Eu fico sempre na cor verde, correspondente à tarifa mais baixa, claro. Quando me sento naquele voo de curta duração penso para comigo” no momento em que esta máquina perfeita começar a rolar na pista, se cair, o passageiro sentado à minha frente na cadeira vermelha, ou na executiva, vai morrer a beber champagne com uma refeição quente de faca e garfo, enquanto eu vou morrer com uma batata frita engasgada na garganta.

Quem sabe os meus restos mortais serão encontrados carbonizados com uma mini torta de cenoura desfeita na testa e dirão “aqui está a passageira frequente que viajava com tarifa discount”.

Se posso estar duas horas e meia sem comer ou beber? Posso.

Se a companhia aérea teria um custo agravado por aí além ao manter a qualidade? Obviamente que não.

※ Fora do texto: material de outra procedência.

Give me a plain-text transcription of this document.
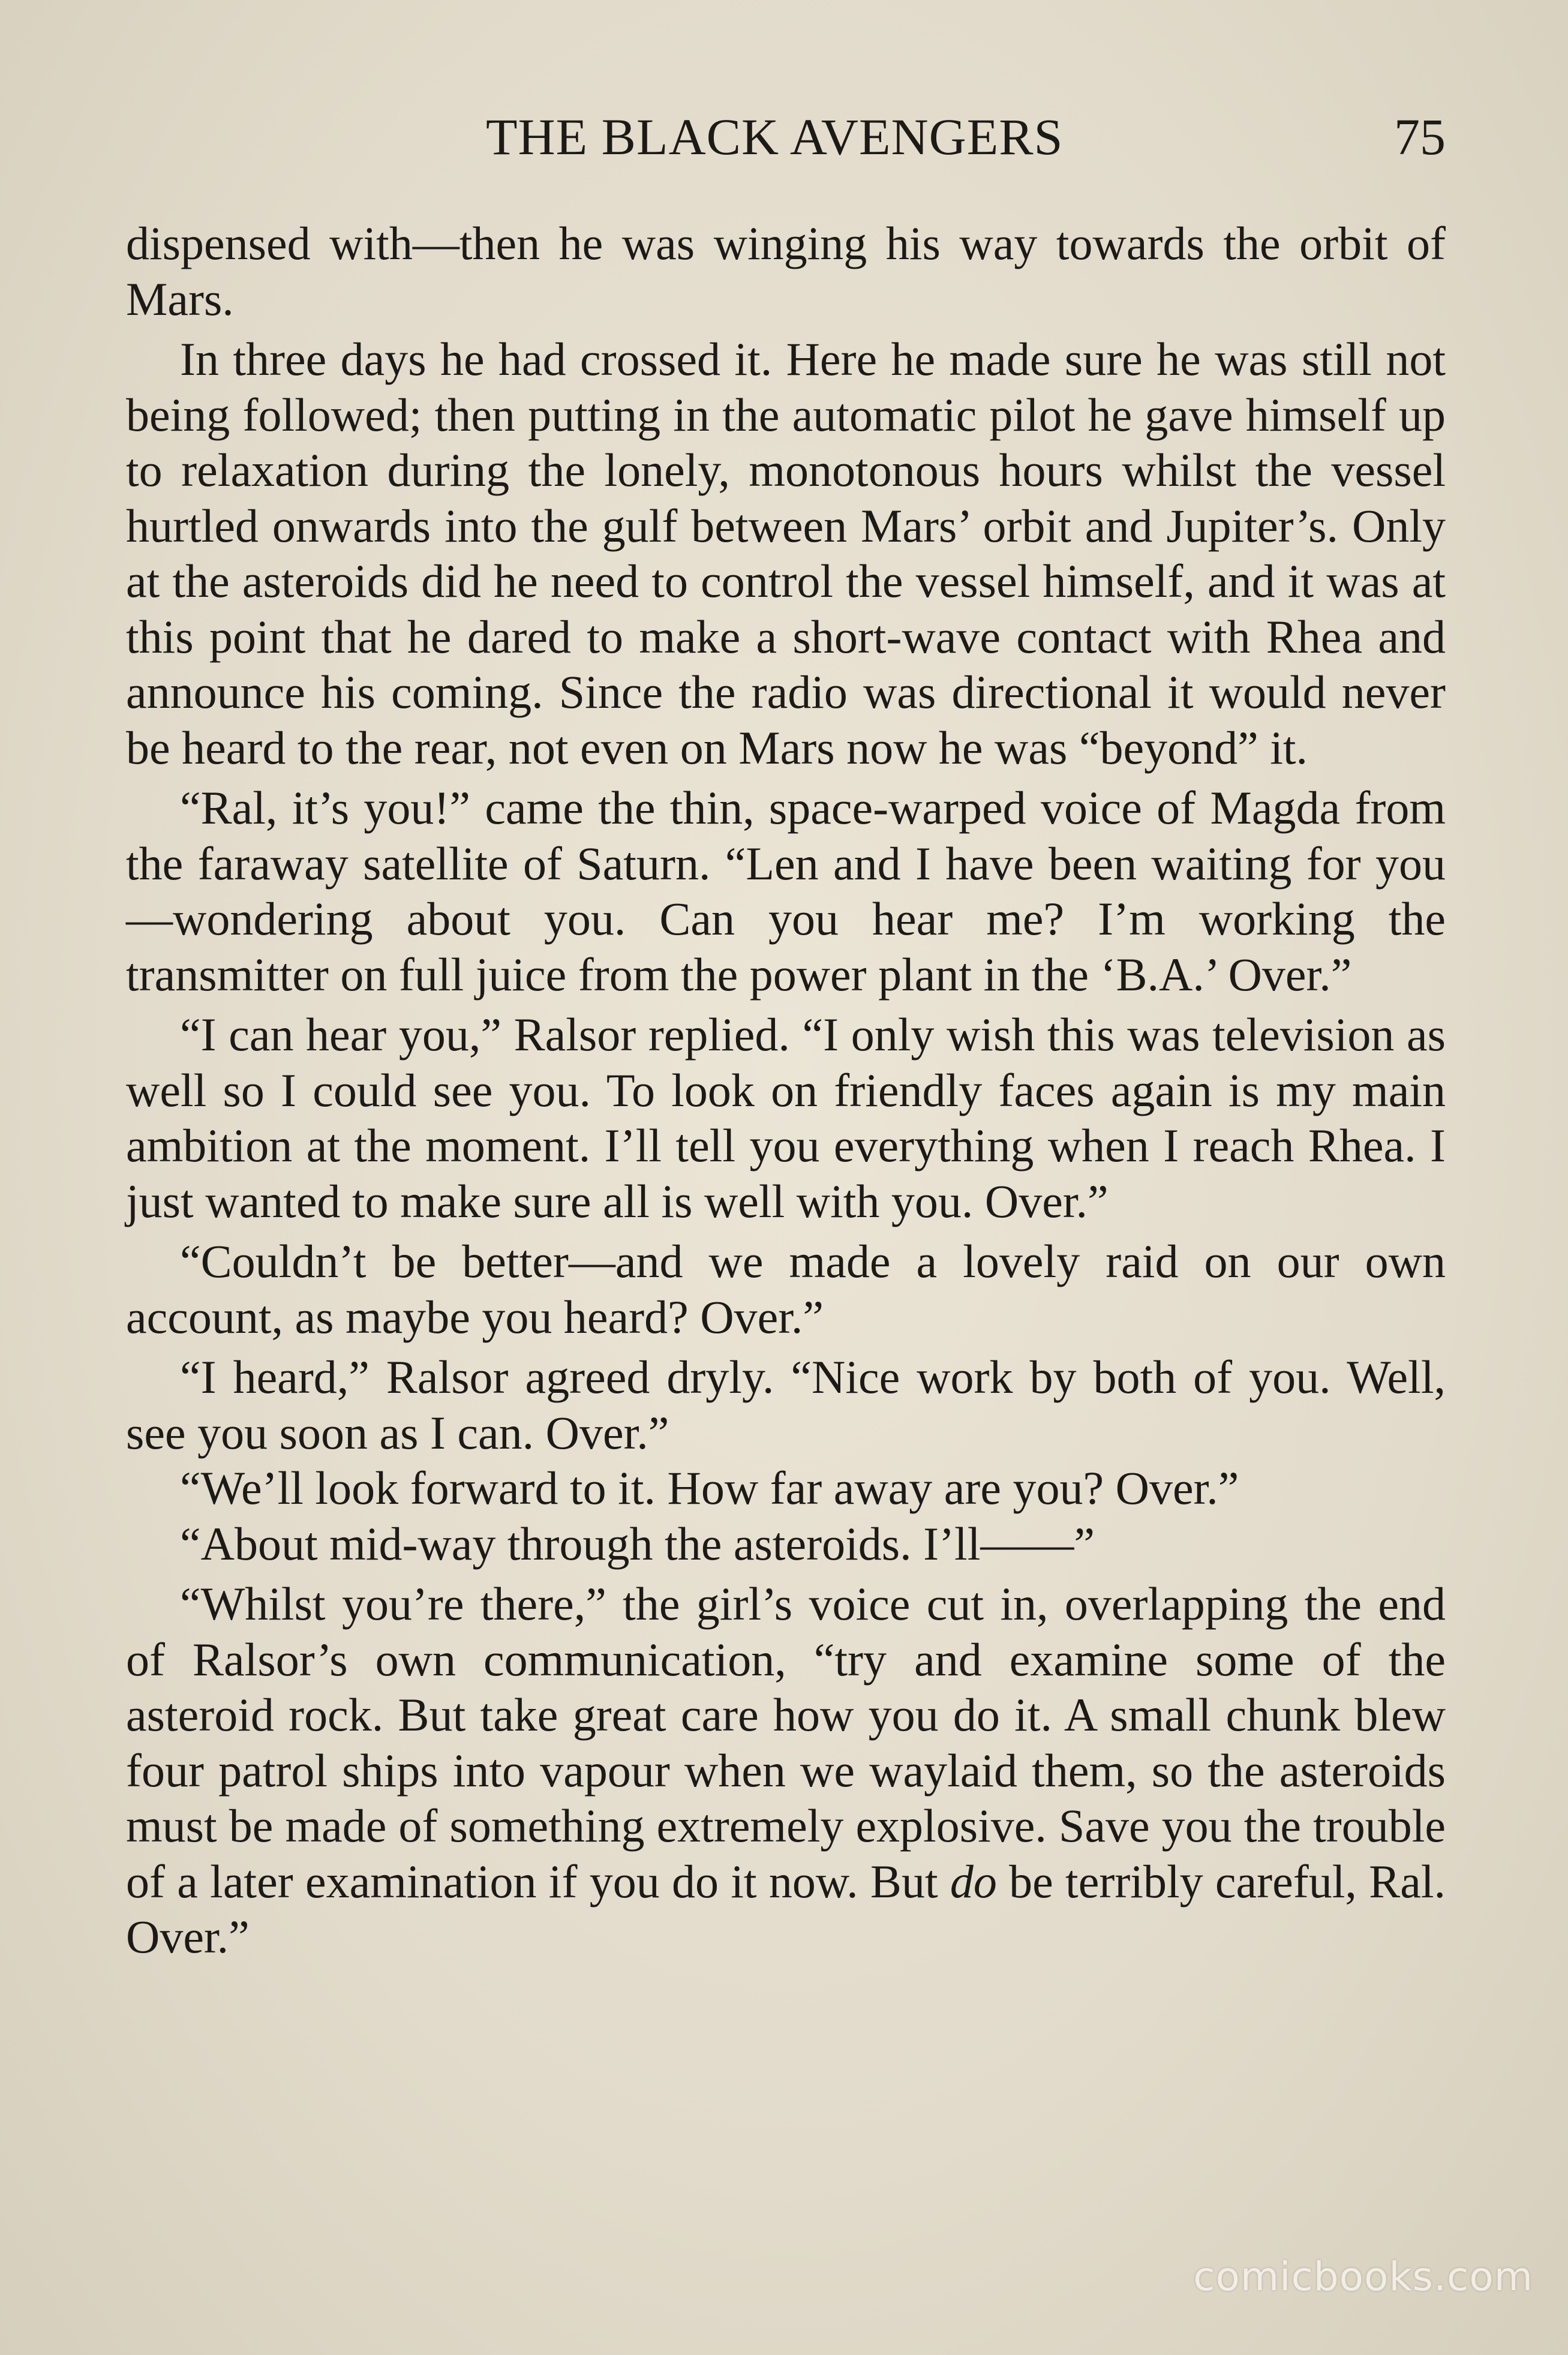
THE BLACK AVENGERS	75

dispensed with—then he was winging his way towards the orbit of Mars.

In three days he had crossed it. Here he made sure he was still not being followed; then putting in the automatic pilot he gave himself up to relaxation during the lonely, monotonous hours whilst the vessel hurtled onwards into the gulf between Mars’ orbit and Jupiter’s. Only at the asteroids did he need to control the vessel himself, and it was at this point that he dared to make a short-wave contact with Rhea and announce his coming. Since the radio was directional it would never be heard to the rear, not even on Mars now he was “beyond” it.

“Ral, it’s you!” came the thin, space-warped voice of Magda from the faraway satellite of Saturn. “Len and I have been waiting for you—wondering about you. Can you hear me? I’m working the transmitter on full juice from the power plant in the ‘B.A.’ Over.”

“I can hear you,” Ralsor replied. “I only wish this was television as well so I could see you. To look on friendly faces again is my main ambition at the moment. I’ll tell you everything when I reach Rhea. I just wanted to make sure all is well with you. Over.”

“Couldn’t be better—and we made a lovely raid on our own account, as maybe you heard? Over.”

“I heard,” Ralsor agreed dryly. “Nice work by both of you. Well, see you soon as I can. Over.”

“We’ll look forward to it. How far away are you? Over.”

“About mid-way through the asteroids. I’ll——”

“Whilst you’re there,” the girl’s voice cut in, overlapping the end of Ralsor’s own communication, “try and examine some of the asteroid rock. But take great care how you do it. A small chunk blew four patrol ships into vapour when we waylaid them, so the asteroids must be made of something extremely explosive. Save you the trouble of a later examination if you do it now. But do be terribly careful, Ral. Over.”

comicbooks.com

Agora comerei uma bucha em Heathrow ou em Lisboa antes de partir, ou levarei uma marmita e a minha garrafa metálica de água com licor Beirão (se morrer na queda ao menos estarei alcoolizada).

Todos estes são custos extra de um bilhete na cadeira vermelha da cabine, que me leva ao mesmo lugar que a verde, ou de embarque prioritário (também têm sempre de esperar pelo último passageiro, normalmente eu). Mas já agora como é o meu dinheiro, gasto-o onde eu quiser, no meu conforto e bem-estar.

Está por isto e também formalmente instalada uma ainda maior luta de classes, dentro de uma das maiores invenções do sapiens, a cabine pressurizada.

O spoiler alert é que agora quando comprar os meus voos evitarei a low-cost TAP (nunca colocando em causa o seu pessoal) mas a sua administração e decisores.

Não porque não possa passar sem comer ou sem beber durante duas horas e meia, mas como protesto pela forma desagradável com que tratam pessoal de cabine e sobretudo sendo quem são, com a História que carregam de companhia de bandeira, hoje privada, mas sempre coberta pelo dinheiro do Estado Português, privam desta maneira pobre, triste e pindérica o conforto e bem-estar dos passageiros.